The thalamotomy procedure is designed to reduce tremor on the opposite side of the body (i.e. a left thalamotomy reduces tremor in the right hand). It is most commonly used for patients with Essential Tremor but also used for patients with Parkinsonian tremor, multiple sclerosis tremor or post-traumatic tremor. If you have ‘tremor dominant’ Parkinson’s Disease, then this operation may be ideal. Tremor dominant Parkinson’s disease is a subtype of PD where patients have minimal problems with bradykinesia or rigidity but major problems with tremor. This tremor is interfering with their quality of life and is not controlled by medications.
The results of placing a lesion in the thalamus, or thalamotomy, were first published by Hassler in 1954. Throughout the 1960’s different thalamic targets were lesioned until the ventral intermediate (VIM) nucleus emerged as the most effective target for tremor reduction.
Currently, the expectations following thalamotomy is that your tremor (on the opposite side of the body) will be reduced about 80%. We are aiming for the arm – since that will provide the most improvement in quality of life – but leg tremor will also be reduced.

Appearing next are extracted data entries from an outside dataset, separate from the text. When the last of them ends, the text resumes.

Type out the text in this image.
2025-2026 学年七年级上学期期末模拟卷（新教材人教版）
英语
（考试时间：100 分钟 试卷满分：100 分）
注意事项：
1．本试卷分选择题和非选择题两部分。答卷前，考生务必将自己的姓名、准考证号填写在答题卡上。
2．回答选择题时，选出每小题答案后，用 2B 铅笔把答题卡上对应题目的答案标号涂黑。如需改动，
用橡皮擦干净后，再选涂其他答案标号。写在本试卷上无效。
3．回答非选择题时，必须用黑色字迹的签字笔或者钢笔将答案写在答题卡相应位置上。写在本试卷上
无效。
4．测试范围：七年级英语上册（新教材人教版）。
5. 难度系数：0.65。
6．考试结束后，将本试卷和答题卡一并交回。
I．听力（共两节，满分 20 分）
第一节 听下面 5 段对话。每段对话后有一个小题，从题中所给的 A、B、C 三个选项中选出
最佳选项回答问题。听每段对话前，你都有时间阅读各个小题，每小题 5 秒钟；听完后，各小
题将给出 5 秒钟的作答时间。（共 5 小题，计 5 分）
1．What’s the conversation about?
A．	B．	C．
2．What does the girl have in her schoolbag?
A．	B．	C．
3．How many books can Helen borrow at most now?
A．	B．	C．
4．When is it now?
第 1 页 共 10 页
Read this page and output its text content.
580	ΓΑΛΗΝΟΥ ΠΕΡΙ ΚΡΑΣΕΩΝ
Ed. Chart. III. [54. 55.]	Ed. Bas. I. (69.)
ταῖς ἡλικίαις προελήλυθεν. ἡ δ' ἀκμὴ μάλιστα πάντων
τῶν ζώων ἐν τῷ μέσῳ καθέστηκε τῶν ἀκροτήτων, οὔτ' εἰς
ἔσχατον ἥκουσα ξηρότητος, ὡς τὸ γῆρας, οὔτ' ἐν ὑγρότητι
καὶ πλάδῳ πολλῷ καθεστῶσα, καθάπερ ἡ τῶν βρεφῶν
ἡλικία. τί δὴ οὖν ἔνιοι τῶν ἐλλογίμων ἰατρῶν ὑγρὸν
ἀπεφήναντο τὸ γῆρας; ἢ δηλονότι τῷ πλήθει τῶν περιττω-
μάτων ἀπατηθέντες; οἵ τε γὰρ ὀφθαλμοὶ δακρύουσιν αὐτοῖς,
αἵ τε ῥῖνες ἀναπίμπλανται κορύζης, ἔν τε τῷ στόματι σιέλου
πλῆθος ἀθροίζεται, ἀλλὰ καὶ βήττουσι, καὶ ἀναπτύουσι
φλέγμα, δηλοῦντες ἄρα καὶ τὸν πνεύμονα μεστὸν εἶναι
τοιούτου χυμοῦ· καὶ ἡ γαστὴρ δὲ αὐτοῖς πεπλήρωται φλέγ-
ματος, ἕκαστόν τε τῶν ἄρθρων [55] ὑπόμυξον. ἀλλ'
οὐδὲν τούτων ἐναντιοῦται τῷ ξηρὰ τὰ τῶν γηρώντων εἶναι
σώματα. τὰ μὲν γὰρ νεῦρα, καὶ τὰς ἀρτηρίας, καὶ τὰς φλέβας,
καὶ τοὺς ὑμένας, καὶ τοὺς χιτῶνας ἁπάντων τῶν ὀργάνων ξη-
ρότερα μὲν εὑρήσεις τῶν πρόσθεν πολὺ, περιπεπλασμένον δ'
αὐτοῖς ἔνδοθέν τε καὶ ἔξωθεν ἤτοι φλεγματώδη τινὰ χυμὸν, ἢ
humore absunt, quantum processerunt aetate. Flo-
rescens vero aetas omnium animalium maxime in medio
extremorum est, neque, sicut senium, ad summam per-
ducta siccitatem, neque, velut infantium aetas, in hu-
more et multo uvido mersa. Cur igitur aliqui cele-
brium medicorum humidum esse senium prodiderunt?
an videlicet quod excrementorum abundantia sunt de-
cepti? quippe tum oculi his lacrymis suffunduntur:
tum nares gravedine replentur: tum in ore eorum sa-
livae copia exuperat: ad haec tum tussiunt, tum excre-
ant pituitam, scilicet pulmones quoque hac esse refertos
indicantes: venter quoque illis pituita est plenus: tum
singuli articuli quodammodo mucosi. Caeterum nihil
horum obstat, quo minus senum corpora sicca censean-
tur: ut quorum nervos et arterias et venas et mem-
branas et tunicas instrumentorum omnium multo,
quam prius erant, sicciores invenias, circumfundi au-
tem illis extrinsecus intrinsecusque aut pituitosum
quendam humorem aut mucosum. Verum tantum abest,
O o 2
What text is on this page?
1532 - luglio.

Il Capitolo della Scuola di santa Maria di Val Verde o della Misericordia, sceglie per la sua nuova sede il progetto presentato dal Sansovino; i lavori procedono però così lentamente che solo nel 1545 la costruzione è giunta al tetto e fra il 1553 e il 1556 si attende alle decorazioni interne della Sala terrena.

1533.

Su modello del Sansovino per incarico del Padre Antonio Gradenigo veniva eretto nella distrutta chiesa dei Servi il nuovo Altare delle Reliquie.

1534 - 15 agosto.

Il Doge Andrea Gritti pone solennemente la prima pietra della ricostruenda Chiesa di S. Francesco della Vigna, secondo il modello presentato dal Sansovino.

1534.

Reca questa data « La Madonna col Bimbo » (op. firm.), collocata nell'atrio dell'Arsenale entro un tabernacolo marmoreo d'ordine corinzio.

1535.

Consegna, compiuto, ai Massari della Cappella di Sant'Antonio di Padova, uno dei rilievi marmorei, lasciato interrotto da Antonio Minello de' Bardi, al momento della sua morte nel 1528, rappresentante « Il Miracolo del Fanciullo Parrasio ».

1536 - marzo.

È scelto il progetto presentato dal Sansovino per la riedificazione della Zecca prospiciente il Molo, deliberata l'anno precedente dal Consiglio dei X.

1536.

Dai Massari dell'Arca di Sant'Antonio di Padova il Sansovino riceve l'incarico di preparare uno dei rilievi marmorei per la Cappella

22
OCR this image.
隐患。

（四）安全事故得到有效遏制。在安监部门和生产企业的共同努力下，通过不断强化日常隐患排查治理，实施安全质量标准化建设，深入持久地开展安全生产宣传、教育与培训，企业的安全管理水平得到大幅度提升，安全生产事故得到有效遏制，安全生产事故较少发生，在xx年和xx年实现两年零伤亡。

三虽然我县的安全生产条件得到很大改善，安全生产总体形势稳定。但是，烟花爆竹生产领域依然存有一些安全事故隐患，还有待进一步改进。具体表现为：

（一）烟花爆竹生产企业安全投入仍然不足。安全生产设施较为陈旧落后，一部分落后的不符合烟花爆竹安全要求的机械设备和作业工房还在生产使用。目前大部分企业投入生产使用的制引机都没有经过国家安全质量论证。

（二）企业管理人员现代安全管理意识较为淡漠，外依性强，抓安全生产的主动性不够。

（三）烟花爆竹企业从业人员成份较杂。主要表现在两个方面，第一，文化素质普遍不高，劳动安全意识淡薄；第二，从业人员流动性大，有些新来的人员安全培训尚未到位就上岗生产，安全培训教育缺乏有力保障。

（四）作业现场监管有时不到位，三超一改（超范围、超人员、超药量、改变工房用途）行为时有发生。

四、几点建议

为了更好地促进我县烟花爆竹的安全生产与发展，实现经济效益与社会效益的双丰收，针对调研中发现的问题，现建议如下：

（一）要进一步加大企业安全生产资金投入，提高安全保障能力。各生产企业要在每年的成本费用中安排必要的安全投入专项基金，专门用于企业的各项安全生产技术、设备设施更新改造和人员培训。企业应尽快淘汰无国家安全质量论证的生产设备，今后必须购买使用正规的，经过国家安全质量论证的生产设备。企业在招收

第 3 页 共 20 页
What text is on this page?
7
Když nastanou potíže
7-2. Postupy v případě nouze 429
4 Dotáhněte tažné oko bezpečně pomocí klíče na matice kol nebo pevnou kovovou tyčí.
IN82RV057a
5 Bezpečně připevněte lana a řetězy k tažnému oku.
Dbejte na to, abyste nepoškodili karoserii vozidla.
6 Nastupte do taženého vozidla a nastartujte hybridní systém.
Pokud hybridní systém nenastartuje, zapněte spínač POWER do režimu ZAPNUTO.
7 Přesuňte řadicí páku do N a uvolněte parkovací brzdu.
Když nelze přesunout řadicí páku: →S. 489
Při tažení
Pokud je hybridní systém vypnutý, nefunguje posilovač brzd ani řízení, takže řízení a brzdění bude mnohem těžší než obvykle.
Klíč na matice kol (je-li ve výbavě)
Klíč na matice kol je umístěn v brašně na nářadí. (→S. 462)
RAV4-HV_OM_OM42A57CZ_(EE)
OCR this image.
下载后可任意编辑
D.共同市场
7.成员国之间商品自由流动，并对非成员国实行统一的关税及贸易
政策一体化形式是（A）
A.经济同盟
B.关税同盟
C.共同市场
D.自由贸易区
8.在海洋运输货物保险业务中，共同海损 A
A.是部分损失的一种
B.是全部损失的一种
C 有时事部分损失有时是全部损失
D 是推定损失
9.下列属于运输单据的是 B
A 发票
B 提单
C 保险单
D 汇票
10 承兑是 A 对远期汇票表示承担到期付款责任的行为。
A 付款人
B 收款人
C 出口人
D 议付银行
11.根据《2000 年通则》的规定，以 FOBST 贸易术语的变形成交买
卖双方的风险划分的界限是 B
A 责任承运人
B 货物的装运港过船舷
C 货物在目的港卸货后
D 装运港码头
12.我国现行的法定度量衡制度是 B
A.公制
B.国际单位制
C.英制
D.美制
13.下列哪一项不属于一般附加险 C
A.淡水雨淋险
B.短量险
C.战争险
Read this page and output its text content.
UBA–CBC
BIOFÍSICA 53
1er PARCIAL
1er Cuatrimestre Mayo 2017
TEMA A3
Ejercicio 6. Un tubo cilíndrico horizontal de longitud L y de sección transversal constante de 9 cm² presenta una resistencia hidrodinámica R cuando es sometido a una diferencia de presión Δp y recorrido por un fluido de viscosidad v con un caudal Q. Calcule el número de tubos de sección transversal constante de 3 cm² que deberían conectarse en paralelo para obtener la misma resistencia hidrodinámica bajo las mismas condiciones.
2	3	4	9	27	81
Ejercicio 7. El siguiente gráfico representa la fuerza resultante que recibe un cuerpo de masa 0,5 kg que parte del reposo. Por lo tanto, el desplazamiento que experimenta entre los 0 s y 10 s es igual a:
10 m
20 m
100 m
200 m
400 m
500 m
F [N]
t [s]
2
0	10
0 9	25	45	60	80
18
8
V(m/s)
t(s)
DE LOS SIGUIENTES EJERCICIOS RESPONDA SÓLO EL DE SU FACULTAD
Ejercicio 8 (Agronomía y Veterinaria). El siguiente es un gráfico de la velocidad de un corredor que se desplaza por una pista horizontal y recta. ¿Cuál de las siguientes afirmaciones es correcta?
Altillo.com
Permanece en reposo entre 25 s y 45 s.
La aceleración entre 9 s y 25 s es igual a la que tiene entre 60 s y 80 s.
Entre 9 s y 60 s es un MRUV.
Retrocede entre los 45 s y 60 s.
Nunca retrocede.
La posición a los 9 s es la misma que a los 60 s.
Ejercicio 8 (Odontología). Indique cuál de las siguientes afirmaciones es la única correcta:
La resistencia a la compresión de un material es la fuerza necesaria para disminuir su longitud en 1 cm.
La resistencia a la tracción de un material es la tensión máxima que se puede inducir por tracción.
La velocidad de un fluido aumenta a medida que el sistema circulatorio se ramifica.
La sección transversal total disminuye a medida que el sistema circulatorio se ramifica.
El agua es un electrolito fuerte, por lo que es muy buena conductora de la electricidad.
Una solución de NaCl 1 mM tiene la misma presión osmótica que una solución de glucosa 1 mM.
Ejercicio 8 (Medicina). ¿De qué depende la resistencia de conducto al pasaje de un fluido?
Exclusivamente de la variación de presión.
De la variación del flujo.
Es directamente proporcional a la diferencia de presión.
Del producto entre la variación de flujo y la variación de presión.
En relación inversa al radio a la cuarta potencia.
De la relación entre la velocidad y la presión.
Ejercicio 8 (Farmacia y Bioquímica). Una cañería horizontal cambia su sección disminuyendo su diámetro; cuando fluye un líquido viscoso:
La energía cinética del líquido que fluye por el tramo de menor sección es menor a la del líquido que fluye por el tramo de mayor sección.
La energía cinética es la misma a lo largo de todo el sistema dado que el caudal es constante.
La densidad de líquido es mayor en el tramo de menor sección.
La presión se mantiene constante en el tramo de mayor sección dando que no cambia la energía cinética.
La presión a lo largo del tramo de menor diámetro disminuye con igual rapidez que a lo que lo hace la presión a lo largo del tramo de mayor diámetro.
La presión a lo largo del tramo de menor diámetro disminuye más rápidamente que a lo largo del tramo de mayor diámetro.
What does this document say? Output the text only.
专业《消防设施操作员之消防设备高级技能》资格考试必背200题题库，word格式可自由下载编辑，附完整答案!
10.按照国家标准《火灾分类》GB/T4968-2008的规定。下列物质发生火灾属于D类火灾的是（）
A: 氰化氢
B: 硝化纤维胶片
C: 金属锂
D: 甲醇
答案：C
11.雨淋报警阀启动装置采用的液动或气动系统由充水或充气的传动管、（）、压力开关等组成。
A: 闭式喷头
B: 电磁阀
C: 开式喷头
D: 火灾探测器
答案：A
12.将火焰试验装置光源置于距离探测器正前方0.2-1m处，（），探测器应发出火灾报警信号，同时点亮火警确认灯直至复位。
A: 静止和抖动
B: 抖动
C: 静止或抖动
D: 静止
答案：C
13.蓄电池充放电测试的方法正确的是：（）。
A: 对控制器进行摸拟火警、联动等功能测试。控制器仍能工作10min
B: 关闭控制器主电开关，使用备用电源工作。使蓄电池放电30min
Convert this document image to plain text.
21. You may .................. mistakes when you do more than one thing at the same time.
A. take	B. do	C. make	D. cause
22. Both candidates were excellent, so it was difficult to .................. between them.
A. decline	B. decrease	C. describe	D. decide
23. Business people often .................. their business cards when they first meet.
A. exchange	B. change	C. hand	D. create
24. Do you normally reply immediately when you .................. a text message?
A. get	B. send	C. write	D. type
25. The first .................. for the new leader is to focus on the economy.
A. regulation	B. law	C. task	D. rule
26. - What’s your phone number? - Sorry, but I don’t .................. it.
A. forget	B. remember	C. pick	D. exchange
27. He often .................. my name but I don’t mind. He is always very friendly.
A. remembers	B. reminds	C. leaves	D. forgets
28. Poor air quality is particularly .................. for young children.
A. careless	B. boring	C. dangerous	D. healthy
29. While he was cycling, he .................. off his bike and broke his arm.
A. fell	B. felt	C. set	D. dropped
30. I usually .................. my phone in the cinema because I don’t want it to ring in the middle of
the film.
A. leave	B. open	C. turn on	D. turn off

Head, jaw and body tremor will not be eliminated after a unilateral procedure since the other side of the body will not be affected. Thalamotomy does not benefit bradykinesia or rigidity. Patients with PD and symptoms of bradykinesia and rigidity that are progressing might want to consider STN-DBS instead of thalamotomy since that operation may control bradykinesia and tremor (especially if the tremor responded to medications).
The risks of thalamotomy include but are not limited to contralateral weakness, arm and foot incoordination, difficulty speaking or swallowing and cognitive decline. There is a rare (1%) chance of stroke causing death.